For Mystic Aquarium, this starts right here at home! We feed our animals not only restaurant quality fish that is hand-inspected before it is fed to our animals; but also ensure that is sustainably sourced!

Other Initiatives
  • Guests to Mystic Aquarium are encouraged to download the Seafood Watch app.
  • Recycling stations are distributed throughout campus and contract agreements are in place for internal pickup of all items including cardboard, paper, cans, bottles, batteries, light bulbs and e-waste.
  • Scrap metal and used machinery oil is collected and recycled.
  • Unused food fish for the animals is collected and is used during educational programs or donated to the local fishing industry.

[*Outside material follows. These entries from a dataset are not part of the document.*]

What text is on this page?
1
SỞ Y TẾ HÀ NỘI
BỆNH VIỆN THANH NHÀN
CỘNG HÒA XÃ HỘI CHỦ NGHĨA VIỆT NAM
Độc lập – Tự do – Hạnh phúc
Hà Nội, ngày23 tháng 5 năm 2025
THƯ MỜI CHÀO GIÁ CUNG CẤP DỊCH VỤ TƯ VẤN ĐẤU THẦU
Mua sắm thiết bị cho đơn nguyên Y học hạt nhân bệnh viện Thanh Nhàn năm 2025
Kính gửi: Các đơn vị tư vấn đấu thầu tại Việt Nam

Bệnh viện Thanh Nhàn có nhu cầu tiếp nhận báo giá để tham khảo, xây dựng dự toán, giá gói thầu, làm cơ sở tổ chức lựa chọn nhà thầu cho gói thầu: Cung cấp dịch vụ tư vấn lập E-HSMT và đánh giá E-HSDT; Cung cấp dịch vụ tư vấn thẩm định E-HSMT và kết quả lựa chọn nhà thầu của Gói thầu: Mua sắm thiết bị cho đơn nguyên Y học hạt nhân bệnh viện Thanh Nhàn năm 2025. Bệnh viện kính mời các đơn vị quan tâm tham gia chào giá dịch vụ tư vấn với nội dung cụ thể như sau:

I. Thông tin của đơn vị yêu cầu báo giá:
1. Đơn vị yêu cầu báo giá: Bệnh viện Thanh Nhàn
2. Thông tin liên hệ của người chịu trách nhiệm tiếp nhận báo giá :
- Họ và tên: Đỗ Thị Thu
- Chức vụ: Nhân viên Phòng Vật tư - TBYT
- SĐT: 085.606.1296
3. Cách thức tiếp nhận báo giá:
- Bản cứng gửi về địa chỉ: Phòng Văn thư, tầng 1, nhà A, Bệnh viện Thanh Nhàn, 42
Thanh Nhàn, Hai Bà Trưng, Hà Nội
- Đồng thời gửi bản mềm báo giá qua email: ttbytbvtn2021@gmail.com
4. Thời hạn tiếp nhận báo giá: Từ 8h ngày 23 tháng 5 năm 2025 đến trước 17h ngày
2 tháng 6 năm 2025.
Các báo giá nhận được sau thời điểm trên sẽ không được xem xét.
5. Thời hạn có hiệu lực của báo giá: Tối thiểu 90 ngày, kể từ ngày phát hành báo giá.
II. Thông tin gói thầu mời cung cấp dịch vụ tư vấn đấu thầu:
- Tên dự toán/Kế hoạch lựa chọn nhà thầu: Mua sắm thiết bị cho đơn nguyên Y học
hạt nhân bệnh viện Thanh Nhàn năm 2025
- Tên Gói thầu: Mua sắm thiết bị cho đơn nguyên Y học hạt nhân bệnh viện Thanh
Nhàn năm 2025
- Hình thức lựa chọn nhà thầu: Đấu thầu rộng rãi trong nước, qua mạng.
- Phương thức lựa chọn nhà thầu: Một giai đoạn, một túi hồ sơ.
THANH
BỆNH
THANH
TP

  • A computerized energy management system is utilized for optimal HVAC efficiency and automatic lighting control.
  • To conserve water, filter backwash recovery systems are in place for our marine mammal exhibit pools.
  • Additionally, low consumption flush valves with automatic sensors are installed for all toilets and urinals.
  • Installation of an electric charging station for electric and electric/hybrid vehicles not only encourages the use of low-emission vehicles but doubles as an educational tool.